Now working on editorial site to enable experts to help government team get and keep
legislation up to date. New requirements:
- flexibility in expressing & querying data about relationships between parts of legislation:
we need RDF
- dynamic and interactive site that supports a task: we need JSON
But we don't need chimera: we need JSON designed for JSON, and RDF as RDF, and XML as
XML.
17. leaves and branches named with URLs
Sunday, 5 February 12
What enables them to work together well is what the web really is: URLs that name and
address resources.
URLs enable hand-off. When XML structures are named with URLs, JSON and RDF can point to
document content stored in XML. They provide a common reference point, a common
language.
18. HTML JSON
URLs
XML RDF
consonance through URLs weak, flexible links
Sunday, 5 February 12
URLs that address structures within formats help those formats to be used together. They can
be used for their strengths, without being compromised.
19. languages
data types
URLs
link relations
content types
common micro-syntaxes consonance
Sunday, 5 February 12
URLs are one example of a common language or micro-syntax, used within the core
technologies.
The formats have problems working together when these common languages are not really
common.
- URLs in HTML != IRIs used in XML or RDF
- datatypes in HTML != those defined in XML Schema != those used in RDF (particularly
date/times)
- link relations in HTML != those used in Atom != those used in RDFa
These mismatches cause friction, and the most gnarly problems in dealing with microdata
and RDFa differences are caused by them.
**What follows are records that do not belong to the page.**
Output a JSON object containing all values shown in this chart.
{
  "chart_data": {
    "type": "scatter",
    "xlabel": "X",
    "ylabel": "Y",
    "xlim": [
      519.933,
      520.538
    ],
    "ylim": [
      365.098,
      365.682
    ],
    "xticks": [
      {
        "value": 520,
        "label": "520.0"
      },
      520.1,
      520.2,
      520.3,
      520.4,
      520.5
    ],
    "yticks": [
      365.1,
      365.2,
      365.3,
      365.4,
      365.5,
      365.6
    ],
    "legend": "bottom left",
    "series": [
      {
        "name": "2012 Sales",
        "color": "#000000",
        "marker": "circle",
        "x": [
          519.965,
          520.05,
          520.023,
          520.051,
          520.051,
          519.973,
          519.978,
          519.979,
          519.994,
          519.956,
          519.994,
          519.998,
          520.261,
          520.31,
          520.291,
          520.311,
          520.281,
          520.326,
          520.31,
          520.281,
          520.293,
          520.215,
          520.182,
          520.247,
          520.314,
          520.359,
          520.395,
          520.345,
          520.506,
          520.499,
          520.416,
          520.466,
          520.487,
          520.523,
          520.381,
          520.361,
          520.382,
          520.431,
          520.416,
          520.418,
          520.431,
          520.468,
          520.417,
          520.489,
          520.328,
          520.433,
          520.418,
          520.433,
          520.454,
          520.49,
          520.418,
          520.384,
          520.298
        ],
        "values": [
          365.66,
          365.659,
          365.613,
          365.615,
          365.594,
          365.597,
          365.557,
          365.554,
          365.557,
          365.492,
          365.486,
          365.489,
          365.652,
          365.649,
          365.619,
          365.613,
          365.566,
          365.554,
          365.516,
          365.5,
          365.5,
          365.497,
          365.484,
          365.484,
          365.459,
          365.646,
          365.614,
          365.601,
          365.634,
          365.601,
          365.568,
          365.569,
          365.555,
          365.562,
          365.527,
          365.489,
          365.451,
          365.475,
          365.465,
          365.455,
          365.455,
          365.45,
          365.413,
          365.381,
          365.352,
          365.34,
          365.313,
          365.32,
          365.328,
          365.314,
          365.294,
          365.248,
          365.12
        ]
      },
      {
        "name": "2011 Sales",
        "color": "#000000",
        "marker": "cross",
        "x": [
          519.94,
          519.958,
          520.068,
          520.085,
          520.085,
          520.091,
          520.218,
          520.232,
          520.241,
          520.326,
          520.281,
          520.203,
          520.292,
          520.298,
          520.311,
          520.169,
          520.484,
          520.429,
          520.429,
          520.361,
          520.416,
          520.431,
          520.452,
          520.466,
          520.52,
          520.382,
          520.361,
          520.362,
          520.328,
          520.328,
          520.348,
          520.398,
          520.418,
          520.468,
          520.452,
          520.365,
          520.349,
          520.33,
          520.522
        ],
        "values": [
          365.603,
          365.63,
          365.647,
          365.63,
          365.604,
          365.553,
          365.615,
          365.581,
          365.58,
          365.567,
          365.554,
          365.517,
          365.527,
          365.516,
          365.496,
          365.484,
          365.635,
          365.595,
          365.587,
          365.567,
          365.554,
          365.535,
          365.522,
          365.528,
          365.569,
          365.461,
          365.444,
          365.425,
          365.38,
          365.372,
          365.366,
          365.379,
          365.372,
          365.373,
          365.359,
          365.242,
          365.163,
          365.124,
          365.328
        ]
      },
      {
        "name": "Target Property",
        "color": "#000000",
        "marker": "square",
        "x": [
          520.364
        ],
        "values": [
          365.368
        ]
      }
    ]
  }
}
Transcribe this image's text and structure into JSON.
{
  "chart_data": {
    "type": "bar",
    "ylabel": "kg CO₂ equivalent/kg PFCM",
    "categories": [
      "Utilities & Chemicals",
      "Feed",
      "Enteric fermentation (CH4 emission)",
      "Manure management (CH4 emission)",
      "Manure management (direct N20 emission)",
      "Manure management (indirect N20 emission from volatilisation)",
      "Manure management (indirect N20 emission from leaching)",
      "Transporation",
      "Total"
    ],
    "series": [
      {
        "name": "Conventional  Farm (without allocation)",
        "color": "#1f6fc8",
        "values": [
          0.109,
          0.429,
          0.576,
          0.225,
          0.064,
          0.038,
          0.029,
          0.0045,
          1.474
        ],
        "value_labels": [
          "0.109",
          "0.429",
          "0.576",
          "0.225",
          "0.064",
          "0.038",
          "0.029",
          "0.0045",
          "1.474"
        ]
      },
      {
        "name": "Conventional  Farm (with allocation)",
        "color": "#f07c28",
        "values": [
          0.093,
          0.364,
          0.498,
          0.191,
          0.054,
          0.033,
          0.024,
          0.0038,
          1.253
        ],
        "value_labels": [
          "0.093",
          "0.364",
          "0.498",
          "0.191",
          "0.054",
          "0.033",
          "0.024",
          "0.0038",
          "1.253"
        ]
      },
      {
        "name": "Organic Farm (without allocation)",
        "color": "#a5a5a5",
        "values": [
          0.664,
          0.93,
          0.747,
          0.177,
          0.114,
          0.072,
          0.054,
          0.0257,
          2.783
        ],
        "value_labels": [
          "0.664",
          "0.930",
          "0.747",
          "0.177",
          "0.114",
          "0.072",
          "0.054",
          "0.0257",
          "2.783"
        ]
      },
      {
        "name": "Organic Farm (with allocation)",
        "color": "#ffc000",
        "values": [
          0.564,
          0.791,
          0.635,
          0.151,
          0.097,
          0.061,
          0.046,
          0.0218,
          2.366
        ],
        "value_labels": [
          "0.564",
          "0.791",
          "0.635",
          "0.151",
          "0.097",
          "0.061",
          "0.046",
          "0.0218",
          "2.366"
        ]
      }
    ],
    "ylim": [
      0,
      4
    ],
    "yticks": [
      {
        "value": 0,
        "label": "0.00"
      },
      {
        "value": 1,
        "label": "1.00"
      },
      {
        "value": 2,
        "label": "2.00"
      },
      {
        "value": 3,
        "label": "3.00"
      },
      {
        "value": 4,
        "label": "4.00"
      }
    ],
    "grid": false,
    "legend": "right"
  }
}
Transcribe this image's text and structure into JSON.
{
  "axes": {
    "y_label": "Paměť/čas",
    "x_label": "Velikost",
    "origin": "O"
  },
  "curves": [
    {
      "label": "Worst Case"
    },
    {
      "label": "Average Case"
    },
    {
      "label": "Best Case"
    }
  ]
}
But then, no team is perfect.
20. closing thoughts
Sunday, 5 February 12
Strong theme of this conference is reflecting on the role of XML on the web.
XML had a over-achieving youth, where it thought it could do everything, and the realisation
it can't is perhaps a little painful.
We are right to reflect on where we are, and what we want to become.
21. the web is varied complex, dynamic, beautiful
Sunday, 5 February 12
A monoculture web would not survive. The web thrives because it is a diverse ecosystem,
hosting 800lb gorillas and tiny mice with long long tails.
22. so much beneath the crust core qualities != surface qualities
Sunday, 5 February 12
The web is also more than what you see, and it's a mistake to think that only the outwardly
visible parts matter. Without the structures below the crust, it would implode.
Assess XML's role in that context.
23. what changes make sense? chimera or consonance
http://www.flickr.com/photos/randyread/1007678907 from Randy Read
Sunday, 5 February 12
Another theme here is XML's relationship with other technologies, the use of XML
technologies with non-XML formats and how XML might change in the future.
We should be asking:
- are these chimera? are they beautiful new things, or pigs in lipstick?
- do these changes make it XML better at what it does, or not as bad at doing what
something else already does better?
- does this help XML work better in concert with other technologies?
XML will not improve by trying to be someone else, but by working better in the team of web
technologies: by doing its job well, and by communicating well with the others.